When Cochrane is not dancing, she accompanies student classes at PBT. She is a proficient pianist with a full electronic keyboard in her Cork Factory apartment.
Dark-haired Caitlin Peabody comes from Londenderry, N.H. She, too, has done a fair amount of traveling in her young life. After attending a Boston Ballet summer program, she joined the school, commuting 45 minutes each way for four years.
Upon graduation, Peabody became a trainee and then joined Boston Ballet II for a couple of years. Peabody heard about PBT from Bonnie Mathis, director of the company, and decided to audition.
She "felt comfortable right away" with the company, particularly given the fact that fellow Boston Ballet II alumnae Alejandro Diaz and Luca Sbrizzi are members.
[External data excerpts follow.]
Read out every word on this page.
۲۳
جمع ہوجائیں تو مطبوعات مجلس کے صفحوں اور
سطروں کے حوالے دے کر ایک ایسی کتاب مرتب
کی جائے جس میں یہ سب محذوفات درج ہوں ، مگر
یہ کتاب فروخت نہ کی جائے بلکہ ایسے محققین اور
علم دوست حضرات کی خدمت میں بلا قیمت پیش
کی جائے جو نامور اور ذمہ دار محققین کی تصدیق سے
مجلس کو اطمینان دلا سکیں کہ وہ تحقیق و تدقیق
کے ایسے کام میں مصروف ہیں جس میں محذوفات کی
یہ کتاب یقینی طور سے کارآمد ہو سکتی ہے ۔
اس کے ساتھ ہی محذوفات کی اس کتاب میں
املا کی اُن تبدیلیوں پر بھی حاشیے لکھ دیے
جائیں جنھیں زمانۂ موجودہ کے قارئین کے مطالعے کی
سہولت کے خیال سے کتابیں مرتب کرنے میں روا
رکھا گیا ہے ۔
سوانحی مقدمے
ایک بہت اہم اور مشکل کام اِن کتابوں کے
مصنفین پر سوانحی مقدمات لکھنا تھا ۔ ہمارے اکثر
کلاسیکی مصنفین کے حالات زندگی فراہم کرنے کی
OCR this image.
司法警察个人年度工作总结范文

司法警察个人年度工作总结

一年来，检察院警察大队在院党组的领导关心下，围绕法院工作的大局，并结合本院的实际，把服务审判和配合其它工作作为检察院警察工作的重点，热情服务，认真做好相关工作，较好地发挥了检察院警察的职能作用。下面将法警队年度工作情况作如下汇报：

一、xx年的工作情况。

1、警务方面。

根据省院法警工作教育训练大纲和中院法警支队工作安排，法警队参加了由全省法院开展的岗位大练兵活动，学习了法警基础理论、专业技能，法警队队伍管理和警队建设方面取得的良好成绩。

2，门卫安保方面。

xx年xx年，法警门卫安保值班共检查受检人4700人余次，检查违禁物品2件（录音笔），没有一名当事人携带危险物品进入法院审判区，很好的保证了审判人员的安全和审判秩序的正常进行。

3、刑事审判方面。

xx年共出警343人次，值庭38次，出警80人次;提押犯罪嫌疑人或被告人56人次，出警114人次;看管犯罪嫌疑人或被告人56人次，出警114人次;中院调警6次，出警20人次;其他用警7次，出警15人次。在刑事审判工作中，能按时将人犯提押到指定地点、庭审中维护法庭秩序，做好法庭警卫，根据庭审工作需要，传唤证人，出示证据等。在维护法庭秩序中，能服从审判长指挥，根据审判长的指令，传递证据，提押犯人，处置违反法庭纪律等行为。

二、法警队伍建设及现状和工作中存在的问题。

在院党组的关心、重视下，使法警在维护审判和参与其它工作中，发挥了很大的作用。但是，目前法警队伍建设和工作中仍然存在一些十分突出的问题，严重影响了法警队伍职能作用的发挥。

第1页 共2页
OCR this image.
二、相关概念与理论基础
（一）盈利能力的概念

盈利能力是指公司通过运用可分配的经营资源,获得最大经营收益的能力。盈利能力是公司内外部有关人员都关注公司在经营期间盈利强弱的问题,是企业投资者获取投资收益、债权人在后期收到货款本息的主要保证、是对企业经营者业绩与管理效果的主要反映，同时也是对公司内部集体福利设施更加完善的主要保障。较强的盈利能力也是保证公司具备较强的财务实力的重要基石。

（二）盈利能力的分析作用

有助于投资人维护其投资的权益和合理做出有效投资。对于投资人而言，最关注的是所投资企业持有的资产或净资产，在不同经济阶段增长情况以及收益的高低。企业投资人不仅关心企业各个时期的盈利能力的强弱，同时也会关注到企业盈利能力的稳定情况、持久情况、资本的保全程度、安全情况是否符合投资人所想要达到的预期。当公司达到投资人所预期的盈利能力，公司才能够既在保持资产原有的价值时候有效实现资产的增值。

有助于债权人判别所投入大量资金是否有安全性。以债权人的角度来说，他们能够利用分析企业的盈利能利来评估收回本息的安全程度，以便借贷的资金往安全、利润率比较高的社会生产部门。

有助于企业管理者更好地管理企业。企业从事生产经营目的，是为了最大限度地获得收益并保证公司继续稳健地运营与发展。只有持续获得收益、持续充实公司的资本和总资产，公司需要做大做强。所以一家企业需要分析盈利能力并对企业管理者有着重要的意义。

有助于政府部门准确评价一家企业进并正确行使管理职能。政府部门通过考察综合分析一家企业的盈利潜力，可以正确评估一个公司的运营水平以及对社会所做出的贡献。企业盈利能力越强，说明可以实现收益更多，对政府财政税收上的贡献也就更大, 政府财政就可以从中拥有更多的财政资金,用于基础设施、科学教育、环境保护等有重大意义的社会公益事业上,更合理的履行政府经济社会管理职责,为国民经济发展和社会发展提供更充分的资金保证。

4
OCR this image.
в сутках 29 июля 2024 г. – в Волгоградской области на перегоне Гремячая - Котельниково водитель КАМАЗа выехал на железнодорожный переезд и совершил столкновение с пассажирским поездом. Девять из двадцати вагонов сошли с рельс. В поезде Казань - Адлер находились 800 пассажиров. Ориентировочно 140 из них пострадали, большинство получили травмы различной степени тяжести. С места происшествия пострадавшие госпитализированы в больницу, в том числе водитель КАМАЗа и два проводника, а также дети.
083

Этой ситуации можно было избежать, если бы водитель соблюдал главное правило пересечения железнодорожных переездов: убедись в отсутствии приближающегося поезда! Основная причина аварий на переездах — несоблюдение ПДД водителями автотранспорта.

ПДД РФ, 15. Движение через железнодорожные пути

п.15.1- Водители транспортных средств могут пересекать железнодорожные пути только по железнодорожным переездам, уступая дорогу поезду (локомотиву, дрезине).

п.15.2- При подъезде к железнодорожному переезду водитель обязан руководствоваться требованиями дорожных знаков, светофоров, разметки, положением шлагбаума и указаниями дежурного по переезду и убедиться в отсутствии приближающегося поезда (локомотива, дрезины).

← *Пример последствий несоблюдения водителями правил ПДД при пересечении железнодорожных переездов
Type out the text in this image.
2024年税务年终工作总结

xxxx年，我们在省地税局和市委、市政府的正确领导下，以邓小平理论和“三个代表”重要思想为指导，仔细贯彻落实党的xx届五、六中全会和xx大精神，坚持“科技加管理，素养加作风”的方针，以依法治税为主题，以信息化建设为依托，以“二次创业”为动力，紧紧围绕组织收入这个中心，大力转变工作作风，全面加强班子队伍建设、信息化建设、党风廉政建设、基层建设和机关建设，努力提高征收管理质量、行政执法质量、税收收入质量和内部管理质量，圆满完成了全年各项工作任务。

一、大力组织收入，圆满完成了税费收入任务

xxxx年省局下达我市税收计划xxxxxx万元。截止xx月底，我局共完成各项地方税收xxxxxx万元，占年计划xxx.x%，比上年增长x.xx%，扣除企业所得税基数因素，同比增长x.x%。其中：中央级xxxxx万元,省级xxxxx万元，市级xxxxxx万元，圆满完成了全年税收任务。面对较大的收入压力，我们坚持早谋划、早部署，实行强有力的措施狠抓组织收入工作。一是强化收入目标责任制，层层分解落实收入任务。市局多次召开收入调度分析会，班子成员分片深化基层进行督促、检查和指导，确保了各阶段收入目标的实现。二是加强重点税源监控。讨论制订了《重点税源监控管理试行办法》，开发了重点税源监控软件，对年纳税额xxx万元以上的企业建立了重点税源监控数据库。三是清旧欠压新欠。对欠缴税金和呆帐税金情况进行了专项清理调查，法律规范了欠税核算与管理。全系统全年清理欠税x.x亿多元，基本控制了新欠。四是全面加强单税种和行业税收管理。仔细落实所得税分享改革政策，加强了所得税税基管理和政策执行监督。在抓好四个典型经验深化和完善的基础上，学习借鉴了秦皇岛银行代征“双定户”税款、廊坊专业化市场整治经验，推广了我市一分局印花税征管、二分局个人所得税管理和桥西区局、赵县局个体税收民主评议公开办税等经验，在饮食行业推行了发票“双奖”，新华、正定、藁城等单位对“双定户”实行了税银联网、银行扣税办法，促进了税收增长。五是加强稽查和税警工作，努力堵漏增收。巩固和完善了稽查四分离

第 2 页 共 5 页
Pittsburgh is taking a little longer, although the avid cook of "anything Italian" and "20 different versions of a burger" has an apartment in Friendship near Diaz and Sbrizzi.
"In Boston I could just walk out the front door and go anywhere," Peabody explains. "Here you have to plan, drive and park."
Driving is also an issue for Hiroyuki Nagasawara, who walks to PBT's Strip District studio from Polish Hill, a trip that takes 25 minutes each way. The young Japanese dancer began studying at his mother's school in Tokyo at age 11. By age 15, he was attending classes at the Australian Ballet and received a certificate for outstanding work. After graduation, he decided that he "wanted to dance in America," preferring the American style over European ballet.
He sent out videos and, when Orr responded, flew to Pittsburgh to audition. Already Nagasawara "feels freer in this company" compared to his student days in Australia.
"We had to make the same line there. Here it's not restrictive -- they respect individual dancers."
Although he understandably hasn't seen much of the city, Nagasawara already likes the rivers and bridges. And a bicycle is at the top of his future purchases.